Le maquis devient ainsi une utopie. Dans le discours du PKK, la zone
montagneuse des monts Qandil (çiyayen Qendîl) s’oppose à la ville, lieu d’oppression
contrôlé par l’État turc. Une telle symbolisation est prégnante dans le
discours des organisations féminines du mouvement car la dualité ville /
montagne fait écho à la dichotomie masculin / féminin. Dès lors, la montagne,
apparaît comme un lieu alternatif où les femmes pourraient expérimenter des
rapports sociaux plus égalitaires. Le mode de vie des combattantes, en rupture
avec leur environnement social et déliées de la subordination familiale, renforce
cette idéalisation et l’expérimentation de pratiques égalitaires. Ces constructions
symboliques et ces expérimentations rétroagissent sur les représentations des
agents et affectent leurs identités. (Casier et Jongerden 2012 : 7)

 

S’engager pour échapper à la logique patriarcale

Échapper au carcan familial reste une des raisons principales de l’engagement
intergénérationnel au sein du PKK. Cela a été relevé par différents chercheurs
(Westrheim 2008 ; Marcus 2007 : 74) et par le leader même du mouvement
(Öcalan 1995 : 46). Un grand nombre de femmes qui ont rejoint le parti, entre
14 et 20 ans, au début des années 1990, l’ont fait pour échapper aux pressions
familiales, communautaires, en particulier dans les zones rurales. « Les femmes
n’avaient pas de droits et les hommes se considéraient comme supérieurs.
Cette situation a incité à s’engager », déclare une combattante dans une
discussion collective. Janan, une ancienne combattante nous explique les circonstances
de son engagement à la fin des années 1980 :

À l’époque la domination masculine, le dogmatisme, le féodalisme dominaient
les mentalités et la vie sociale. Les femmes étaient confinées dans l’espace domestique
où elles devaient uniquement se consacrer au ménage et aux enfants.

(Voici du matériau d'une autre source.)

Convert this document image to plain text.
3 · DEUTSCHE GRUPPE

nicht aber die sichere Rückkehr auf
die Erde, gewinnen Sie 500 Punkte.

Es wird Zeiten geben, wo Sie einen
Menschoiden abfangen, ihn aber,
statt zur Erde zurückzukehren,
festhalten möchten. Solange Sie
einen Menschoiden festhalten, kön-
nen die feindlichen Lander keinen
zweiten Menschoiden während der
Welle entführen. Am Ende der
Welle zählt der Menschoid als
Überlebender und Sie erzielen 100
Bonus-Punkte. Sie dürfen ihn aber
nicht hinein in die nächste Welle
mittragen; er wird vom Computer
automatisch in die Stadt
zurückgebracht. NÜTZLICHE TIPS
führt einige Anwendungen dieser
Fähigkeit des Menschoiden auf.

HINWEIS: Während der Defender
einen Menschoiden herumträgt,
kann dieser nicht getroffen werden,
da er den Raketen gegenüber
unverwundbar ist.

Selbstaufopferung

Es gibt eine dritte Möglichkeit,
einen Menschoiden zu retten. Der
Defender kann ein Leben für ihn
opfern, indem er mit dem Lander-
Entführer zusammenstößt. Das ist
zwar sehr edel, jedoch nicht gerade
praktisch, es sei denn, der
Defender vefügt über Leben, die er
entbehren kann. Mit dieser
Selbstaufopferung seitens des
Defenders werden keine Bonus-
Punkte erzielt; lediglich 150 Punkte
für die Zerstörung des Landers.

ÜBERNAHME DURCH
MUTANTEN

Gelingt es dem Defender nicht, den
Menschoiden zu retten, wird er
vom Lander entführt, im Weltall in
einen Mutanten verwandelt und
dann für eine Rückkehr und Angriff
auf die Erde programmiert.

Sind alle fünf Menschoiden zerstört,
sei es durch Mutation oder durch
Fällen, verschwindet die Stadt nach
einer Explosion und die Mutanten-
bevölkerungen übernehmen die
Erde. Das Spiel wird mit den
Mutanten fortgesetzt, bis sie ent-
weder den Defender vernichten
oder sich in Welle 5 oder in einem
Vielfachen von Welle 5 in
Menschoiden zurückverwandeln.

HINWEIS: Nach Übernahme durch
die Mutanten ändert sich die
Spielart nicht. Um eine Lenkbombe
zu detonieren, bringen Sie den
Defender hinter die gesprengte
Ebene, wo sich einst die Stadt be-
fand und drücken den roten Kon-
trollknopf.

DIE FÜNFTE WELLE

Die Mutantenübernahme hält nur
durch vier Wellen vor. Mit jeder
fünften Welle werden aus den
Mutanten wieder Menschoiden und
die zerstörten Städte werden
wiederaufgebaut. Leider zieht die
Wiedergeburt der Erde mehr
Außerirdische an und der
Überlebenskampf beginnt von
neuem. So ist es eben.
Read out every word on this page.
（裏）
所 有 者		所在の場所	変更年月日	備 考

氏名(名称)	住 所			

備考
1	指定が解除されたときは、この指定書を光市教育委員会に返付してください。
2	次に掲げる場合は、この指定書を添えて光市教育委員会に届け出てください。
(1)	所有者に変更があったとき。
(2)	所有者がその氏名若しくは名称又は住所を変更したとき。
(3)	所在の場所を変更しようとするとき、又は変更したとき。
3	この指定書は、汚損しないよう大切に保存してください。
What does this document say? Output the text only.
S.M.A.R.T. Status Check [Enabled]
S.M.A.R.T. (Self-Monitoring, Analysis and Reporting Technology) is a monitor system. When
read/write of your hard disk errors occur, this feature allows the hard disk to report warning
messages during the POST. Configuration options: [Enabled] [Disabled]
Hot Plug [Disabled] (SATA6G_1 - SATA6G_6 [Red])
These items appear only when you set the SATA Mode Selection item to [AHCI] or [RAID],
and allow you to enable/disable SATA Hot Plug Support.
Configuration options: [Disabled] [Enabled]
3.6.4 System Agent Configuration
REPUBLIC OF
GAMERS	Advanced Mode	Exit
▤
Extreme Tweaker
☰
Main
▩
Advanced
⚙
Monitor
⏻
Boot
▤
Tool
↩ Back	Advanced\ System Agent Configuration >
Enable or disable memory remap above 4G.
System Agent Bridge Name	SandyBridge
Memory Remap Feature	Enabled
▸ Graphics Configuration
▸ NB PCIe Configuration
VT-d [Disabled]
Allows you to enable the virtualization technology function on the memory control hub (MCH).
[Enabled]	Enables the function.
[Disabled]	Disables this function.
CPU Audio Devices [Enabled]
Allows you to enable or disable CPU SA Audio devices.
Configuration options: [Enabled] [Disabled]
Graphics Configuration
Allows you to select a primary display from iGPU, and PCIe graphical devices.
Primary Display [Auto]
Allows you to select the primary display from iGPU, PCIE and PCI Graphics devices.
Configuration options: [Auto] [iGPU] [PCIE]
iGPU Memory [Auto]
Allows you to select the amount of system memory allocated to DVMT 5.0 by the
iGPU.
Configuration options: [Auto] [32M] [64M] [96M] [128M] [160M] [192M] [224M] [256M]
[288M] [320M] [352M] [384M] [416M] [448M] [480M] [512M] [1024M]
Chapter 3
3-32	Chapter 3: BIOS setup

Dans les années 1980 et 1990, dans les zones rurales nombre de jeunes filles
kurdes étaient faiblement scolarisées et souvent mariées avant l’âge de 18 ans.
Dans ces circonstances, rejoindre la guérilla pouvait également représenter
une échappatoire. « Parfois, quand nous allions chez les gens et constations le
quotidien des femmes, nous nous disions qu’heureusement il y avait eu le parti
et que nous n’avions pas été obligées de vivre dans de telles conditions »,
déclare avec fierté l’une de nos interlocutrices.
La nouvelle génération de militante du PKK insiste également sur la subordination
des femmes comme facteur de motivation pour rejoindre la lutte armée,
comme en témoigne Vian récemment recrutée :

Je ne connaissais pas le mouvement et ma famille n’était absolument pas
politisée. Je savais que le PKK et Öcalan existaient mais pas plus que ça. Je ne
voulais pas spécialement rejoindre le PKK, je voulais juste sortir de ce système
familial et communautaire [...] Peu importe où j’irais [...] J’avais un ami qui
savait que j’étais fatiguée de tout cela. C’est lui qui m’a parlé du PKK en m’expliquant
un peu l’idéologie et la philosophie du leadership. Et c’est là qu’il y a
eu un déclic, un changement dans mon coeur.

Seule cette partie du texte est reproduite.